“Are you sure, sweetie?” Dad asked. My right hand was on the door handle, my left hand inside my glove. It was two days after the funeral, and Dad had driven me all the way to Indiana for the baseball tournament.
I can do this.
“Yeah. I’m fine,” I said. I hopped down from the truck and walked toward the field, toward my team. Everyone was there already. For the first time I could remember, I was late.
Jordan was warming up on the mound, tossing pitches to Katie. Did Jordan think he was going to pitch instead of me?
“Quinnen?” Katie yelled. She stood up as Jordan’s pitch bounced in the dirt in front of home plate. She grabbed the ball and ran to meet me by the bench. “I didn’t think you were coming,” she said. “I’m so sorry about Haley.”
“Thank you,” I said. I had said it so many times over the past week that it came out automatically.
Nobody else came over to talk to me while I put on my cleats. Jaden and Andrew were getting drinks from their water bottles. For once they didn’t give me dirty looks or crack jokes under their breath, even though Coach wasn’t watching. Instead, they gave me these weird fake smiles. Coach Napoli was busy talking to the other team’s coach. Once my cleats were all laced up, I slid my hand into my glove and jogged to the mound.
“Hey, QD,” Jordan said. “Let me know if you change your mind. I’m ready.”
I nodded and stuck my hand out for the ball.
And then it was me pitching to Katie, like I had all season. Coach told us once about muscle memory, how your body has a way of remembering how to do something if you’ve done it enough times. My muscles remembered how to do it, how to throw the ball where I was supposed to, even though my heart and my brain didn’t.

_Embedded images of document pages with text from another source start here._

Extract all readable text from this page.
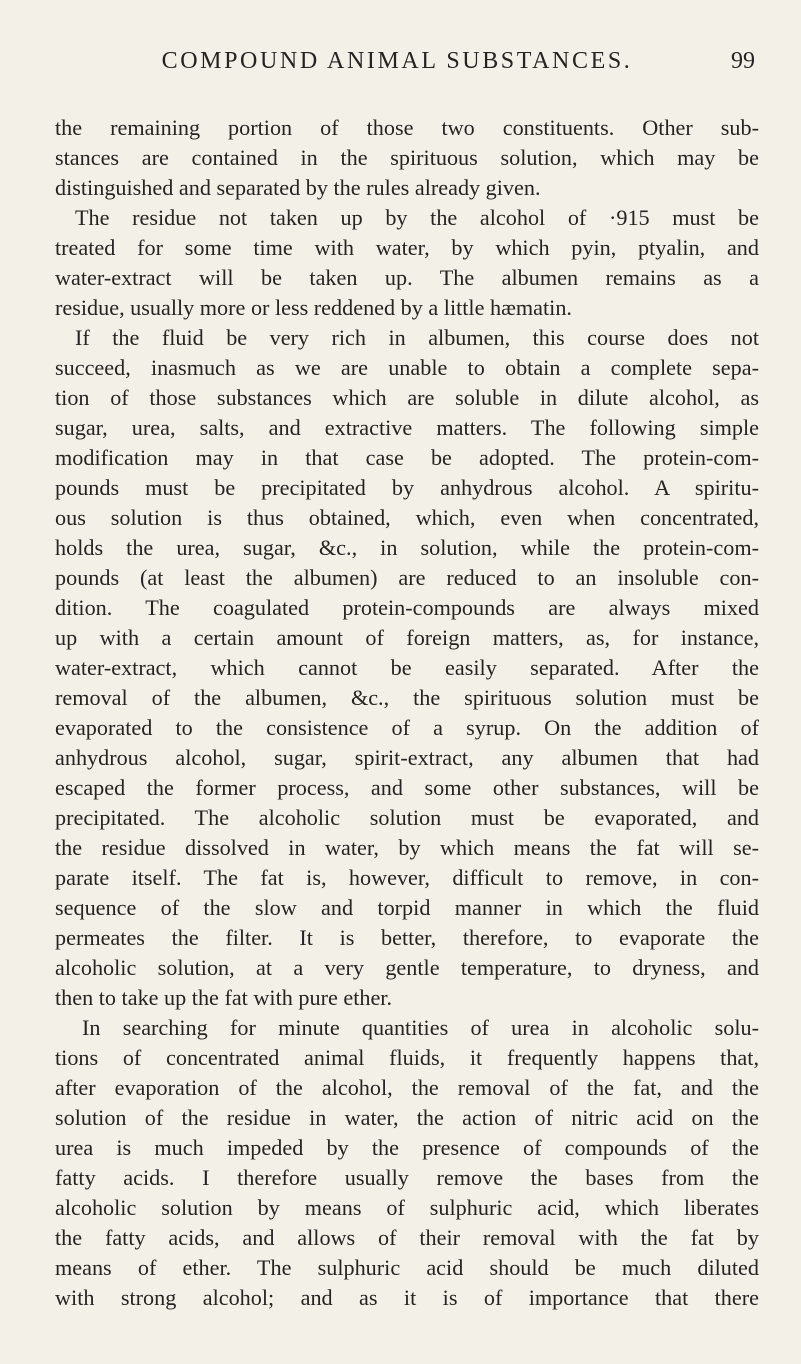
COMPOUND ANIMAL SUBSTANCES.	99
the remaining portion of those two constituents. Other sub-
stances are contained in the spirituous solution, which may be
distinguished and separated by the rules already given.
The residue not taken up by the alcohol of ·915 must be
treated for some time with water, by which pyin, ptyalin, and
water-extract will be taken up. The albumen remains as a
residue, usually more or less reddened by a little hæmatin.
If the fluid be very rich in albumen, this course does not
succeed, inasmuch as we are unable to obtain a complete sepa-
tion of those substances which are soluble in dilute alcohol, as
sugar, urea, salts, and extractive matters. The following simple
modification may in that case be adopted. The protein-com-
pounds must be precipitated by anhydrous alcohol. A spiritu-
ous solution is thus obtained, which, even when concentrated,
holds the urea, sugar, &c., in solution, while the protein-com-
pounds (at least the albumen) are reduced to an insoluble con-
dition. The coagulated protein-compounds are always mixed
up with a certain amount of foreign matters, as, for instance,
water-extract, which cannot be easily separated. After the
removal of the albumen, &c., the spirituous solution must be
evaporated to the consistence of a syrup. On the addition of
anhydrous alcohol, sugar, spirit-extract, any albumen that had
escaped the former process, and some other substances, will be
precipitated. The alcoholic solution must be evaporated, and
the residue dissolved in water, by which means the fat will se-
parate itself. The fat is, however, difficult to remove, in con-
sequence of the slow and torpid manner in which the fluid
permeates the filter. It is better, therefore, to evaporate the
alcoholic solution, at a very gentle temperature, to dryness, and
then to take up the fat with pure ether.
In searching for minute quantities of urea in alcoholic solu-
tions of concentrated animal fluids, it frequently happens that,
after evaporation of the alcohol, the removal of the fat, and the
solution of the residue in water, the action of nitric acid on the
urea is much impeded by the presence of compounds of the
fatty acids. I therefore usually remove the bases from the
alcoholic solution by means of sulphuric acid, which liberates
the fatty acids, and allows of their removal with the fat by
means of ether. The sulphuric acid should be much diluted
with strong alcohol; and as it is of importance that there
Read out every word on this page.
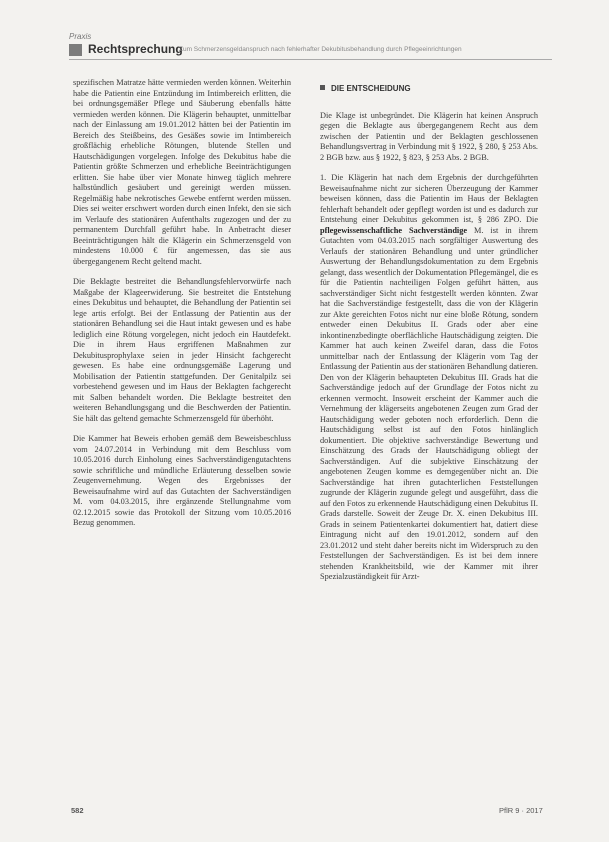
Praxis
Rechtsprechung
Zum Schmerzensgeldanspruch nach fehlerhafter Dekubitusbehandlung durch Pflegeeinrichtungen

spezifischen Matratze hätte vermieden werden können. Weiterhin habe die Patientin eine Entzündung im Intimbereich erlitten, die bei ordnungsgemäßer Pflege und Säuberung ebenfalls hätte vermieden werden können. Die Klägerin behauptet, unmittelbar nach der Einlassung am 19.01.2012 hätten bei der Patientin im Bereich des Steißbeins, des Gesäßes sowie im Intimbereich großflächig erhebliche Rötungen, blutende Stellen und Hautschädigungen vorgelegen. Infolge des Dekubitus habe die Patientin größte Schmerzen und erhebliche Beeinträchtigungen erlitten. Sie habe über vier Monate hinweg täglich mehrere halbstündlich gesäubert und gereinigt werden müssen. Regelmäßig habe nekrotisches Gewebe entfernt werden müssen. Dies sei weiter erschwert worden durch einen Infekt, den sie sich im Verlaufe des stationären Aufenthalts zugezogen und der zu permanentem Durchfall geführt habe. In Anbetracht dieser Beeinträchtigungen hält die Klägerin ein Schmerzensgeld von mindestens 10.000 € für angemessen, das sie aus übergegangenem Recht geltend macht.

Die Beklagte bestreitet die Behandlungsfehlervorwürfe nach Maßgabe der Klageerwiderung. Sie bestreitet die Entstehung eines Dekubitus und behauptet, die Behandlung der Patientin sei lege artis erfolgt. Bei der Entlassung der Patientin aus der stationären Behandlung sei die Haut intakt gewesen und es habe lediglich eine Rötung vorgelegen, nicht jedoch ein Hautdefekt. Die in ihrem Haus ergriffenen Maßnahmen zur Dekubitusprophylaxe seien in jeder Hinsicht fachgerecht gewesen. Es habe eine ordnungsgemäße Lagerung und Mobilisation der Patientin stattgefunden. Der Genitalpilz sei vorbestehend gewesen und im Haus der Beklagten fachgerecht mit Salben behandelt worden. Die Beklagte bestreitet den weiteren Behandlungsgang und die Beschwerden der Patientin. Sie hält das geltend gemachte Schmerzensgeld für überhöht.

Die Kammer hat Beweis erhoben gemäß dem Beweisbeschluss vom 24.07.2014 in Verbindung mit dem Beschluss vom 10.05.2016 durch Einholung eines Sachverständigengutachtens sowie schriftliche und mündliche Erläuterung desselben sowie Zeugenvernehmung. Wegen des Ergebnisses der Beweisaufnahme wird auf das Gutachten der Sachverständigen M. vom 04.03.2015, ihre ergänzende Stellungnahme vom 02.12.2015 sowie das Protokoll der Sitzung vom 10.05.2016 Bezug genommen.

DIE ENTSCHEIDUNG

Die Klage ist unbegründet. Die Klägerin hat keinen Anspruch gegen die Beklagte aus übergegangenem Recht aus dem zwischen der Patientin und der Beklagten geschlossenen Behandlungsvertrag in Verbindung mit § 1922, § 280, § 253 Abs. 2 BGB bzw. aus § 1922, § 823, § 253 Abs. 2 BGB.

1. Die Klägerin hat nach dem Ergebnis der durchgeführten Beweisaufnahme nicht zur sicheren Überzeugung der Kammer beweisen können, dass die Patientin im Haus der Beklagten fehlerhaft behandelt oder gepflegt worden ist und es dadurch zur Entstehung einer Dekubitus gekommen ist, § 286 ZPO. Die pflegewissenschaftliche Sachverständige M. ist in ihrem Gutachten vom 04.03.2015 nach sorgfältiger Auswertung des Verlaufs der stationären Behandlung und unter gründlicher Auswertung der Behandlungsdokumentation zu dem Ergebnis gelangt, dass wesentlich der Dokumentation Pflegemängel, die es für die Patientin nachteiligen Folgen geführt hätten, aus sachverständiger Sicht nicht festgestellt werden könnten. Zwar hat die Sachverständige festgestellt, dass die von der Klägerin zur Akte gereichten Fotos nicht nur eine bloße Rötung, sondern entweder einen Dekubitus II. Grads oder aber eine inkontinenzbedingte oberflächliche Hautschädigung zeigten. Die Kammer hat auch keinen Zweifel daran, dass die Fotos unmittelbar nach der Entlassung der Klägerin vom Tag der Entlassung der Patientin aus der stationären Behandlung datieren. Den von der Klägerin behaupteten Dekubitus III. Grads hat die Sachverständige jedoch auf der Grundlage der Fotos nicht zu erkennen vermocht. Insoweit erscheint der Kammer auch die Vernehmung der klägerseits angebotenen Zeugen zum Grad der Hautschädigung weder geboten noch erforderlich. Denn die Hautschädigung selbst ist auf den Fotos hinlänglich dokumentiert. Die objektive sachverständige Bewertung und Einschätzung des Grads der Hautschädigung obliegt der Sachverständigen. Auf die subjektive Einschätzung der angebotenen Zeugen komme es demgegenüber nicht an. Die Sachverständige hat ihren gutachterlichen Feststellungen zugrunde der Klägerin zugunde gelegt und ausgeführt, dass die auf den Fotos zu erkennende Hautschädigung einen Dekubitus II. Grads darstelle. Soweit der Zeuge Dr. X. einen Dekubitus III. Grads in seinem Patientenkartei dokumentiert hat, datiert diese Eintragung nicht auf den 19.01.2012, sondern auf den 23.01.2012 und steht daher bereits nicht im Widerspruch zu den Feststellungen der Sachverständigen. Es ist bei dem innere stehenden Krankheitsbild, wie der Kammer mit ihrer Spezialzuständigkeit für Arzt-

582	PflR 9 · 2017
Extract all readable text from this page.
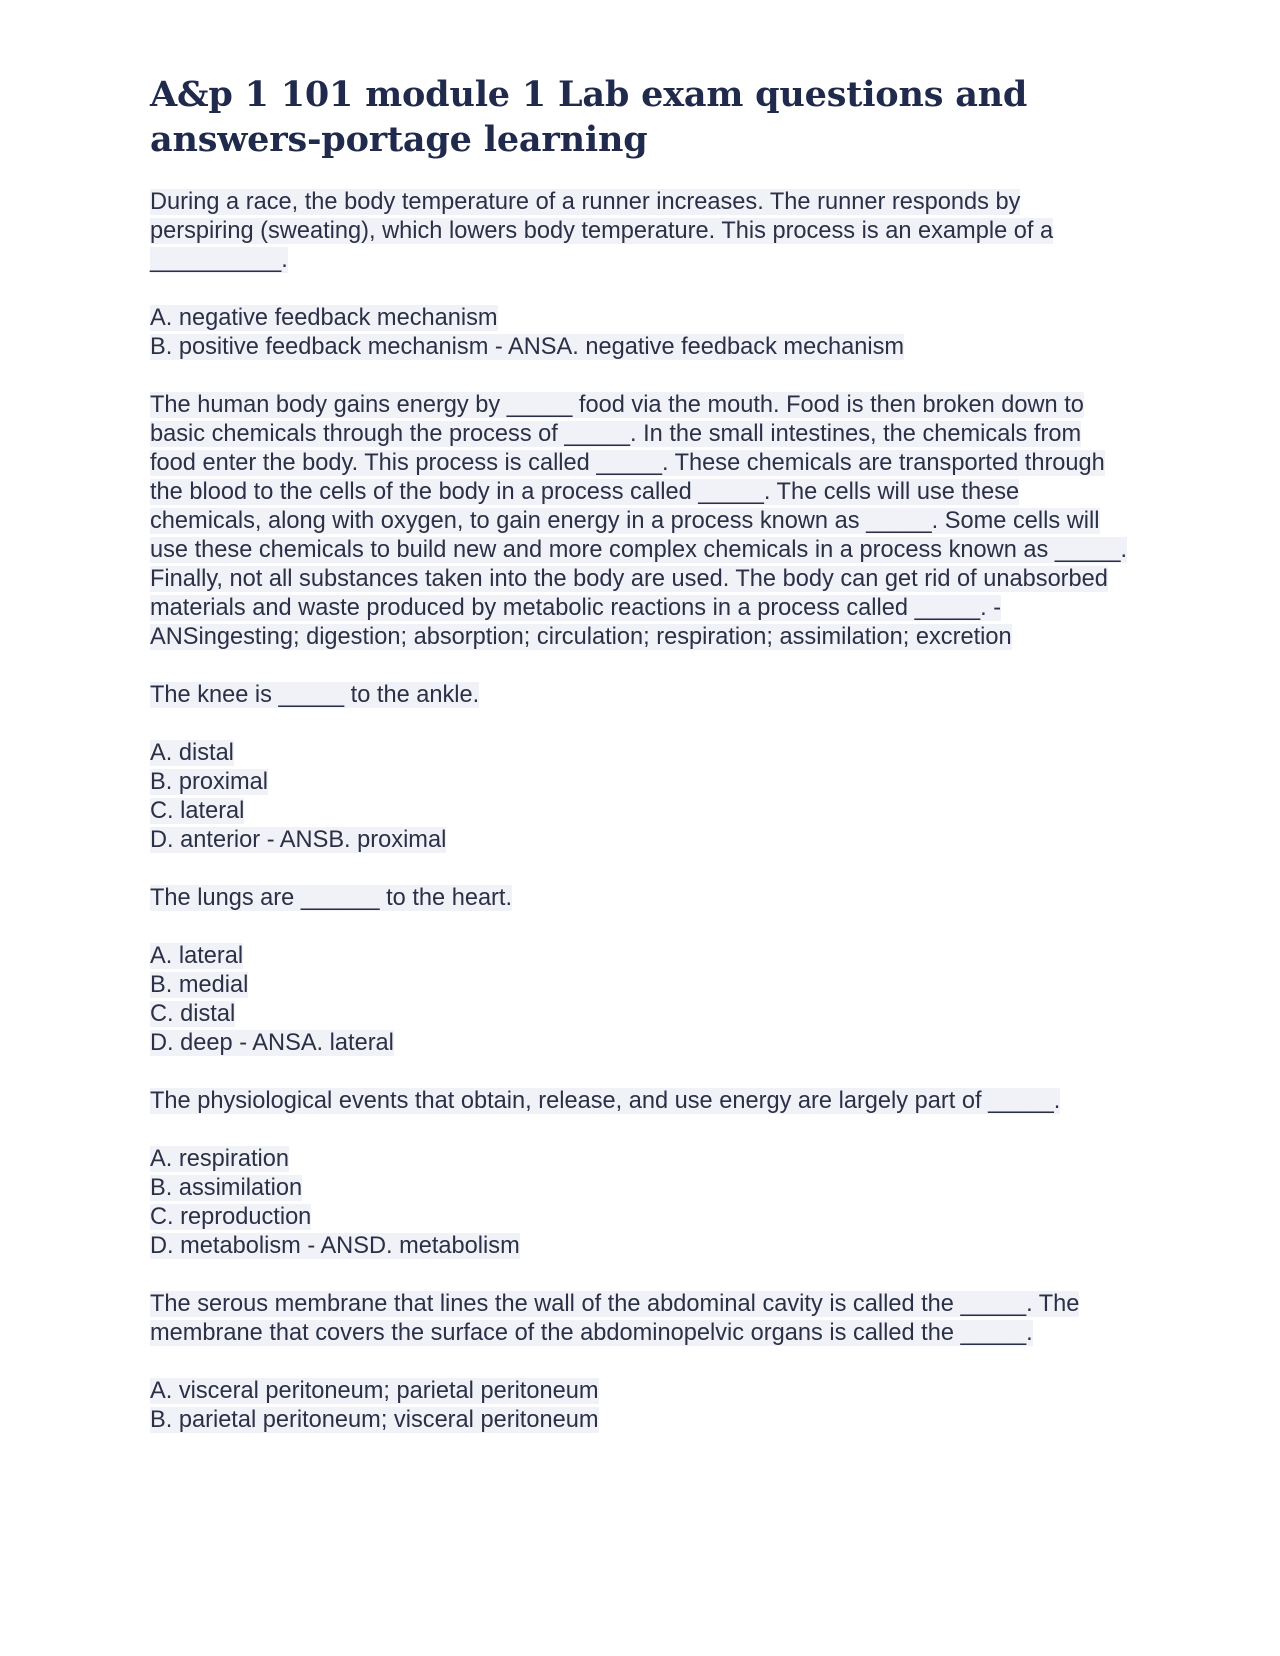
A&p 1 101 module 1 Lab exam questions and answers-portage learning

During a race, the body temperature of a runner increases. The runner responds by perspiring (sweating), which lowers body temperature. This process is an example of a __________.

A. negative feedback mechanism
B. positive feedback mechanism - ANSA. negative feedback mechanism

The human body gains energy by _____ food via the mouth. Food is then broken down to basic chemicals through the process of _____. In the small intestines, the chemicals from food enter the body. This process is called _____. These chemicals are transported through the blood to the cells of the body in a process called _____. The cells will use these chemicals, along with oxygen, to gain energy in a process known as _____. Some cells will use these chemicals to build new and more complex chemicals in a process known as _____. Finally, not all substances taken into the body are used. The body can get rid of unabsorbed materials and waste produced by metabolic reactions in a process called _____. - ANSingesting; digestion; absorption; circulation; respiration; assimilation; excretion

The knee is _____ to the ankle.

A. distal
B. proximal
C. lateral
D. anterior - ANSB. proximal

The lungs are ______ to the heart.

A. lateral
B. medial
C. distal
D. deep - ANSA. lateral

The physiological events that obtain, release, and use energy are largely part of _____.

A. respiration
B. assimilation
C. reproduction
D. metabolism - ANSD. metabolism

The serous membrane that lines the wall of the abdominal cavity is called the _____. The membrane that covers the surface of the abdominopelvic organs is called the _____.

A. visceral peritoneum; parietal peritoneum
B. parietal peritoneum; visceral peritoneum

The balls whizzed out of my hand, in an arc for one pitch, in a line for the next. Every time, right into Katie’s glove.
I can do this, I told myself. I. Can. Do. This.
The bleachers were filling up with people who had driven all the way here to watch the games that we had worked so hard for. All spring long, all summer long. Grandmas and grandpas. Moms and dads. Aunts and uncles. Those weirdos who always came to these tournaments even though they didn’t know anybody on the team. Brothers.
Sisters.
It was time to let the other team take the field to warm up. I jogged back to the bench for my water bottle. My mouth was dry, but no matter how much water I drank, it was never enough.
Casey was sitting on the bench, swinging his legs back and forth as he munched on a chocolate-chip granola bar. He smiled at me, but I could tell he didn’t know what to say. It wasn’t like Casey to keep quiet like this.
He wasn’t the only one, though. Hardly anyone said hi. It was like they weren’t expecting me to show up. Like they thought I would ditch the team for our most important game yet. You never ditch your team. That was rule number one of being a Panther. Panthers always have each other’s backs.
And then it was time. Game time. They considered us the home team for this game, so we took the field at the top of the inning. I walked out to the mound, scuffing my cleats in the dirt. Katie put on her catcher’s mask. She was right there. Just like always.
The leadoff batter stepped up to the plate. A righty. He jiggled his bat above his head, like he was one of the pros. I gripped the ball tight in my hand, felt the stitching cutting into it, and waited.
“Yeah, Quinnen!” one of the Panthers yelled from the bench.
“Come on, Quinnen, you’ve got this.” Mrs. Sanders.
“You can do it!” Dad.
“Let’s go, QD.” Coach Napoli.
I waited and waited. Waited for her voice to yell out from the rainbow-striped chair where she always sat. She occasionally missed one of my games, but she never missed an important one. She never missed a tournament. I waited, and I waited, and I waited.
And then I understood.
I wasn’t going to hear her again. She was never going to pick me up after practice. She was never going to be on the other side of my bedroom wall, tapping with her knuckles after we were supposed to be asleep. She was never going to be in the backseat next to me for a long car ride. She was never going to sit next to me at the kitchen table for dinner. Her stocking wouldn’t be hung next to mine by the fireplace on Christmas Eve. I was never going to have to wait for her to be done in the bathroom on a school morning. She was never going to do anything, be anywhere ever again.
My sister was gone.
I was never going to hear Haley’s voice again.
And that’s when I did it. The thing a pitcher is never ever, ever, ever supposed to do. I didn’t wait for the coach. I didn’t wait for the next batter, or the next inning, or the next anything. I walked right off the mound in the middle of the biggest tournament we had ever played in.
When Coach Napoli called out my name, I stopped. Stopped walking and started running. I ran until I was at the edge of the woods by the field and there was no one to tell me not to and I took my glove off my hand and chucked it, as far as it would go.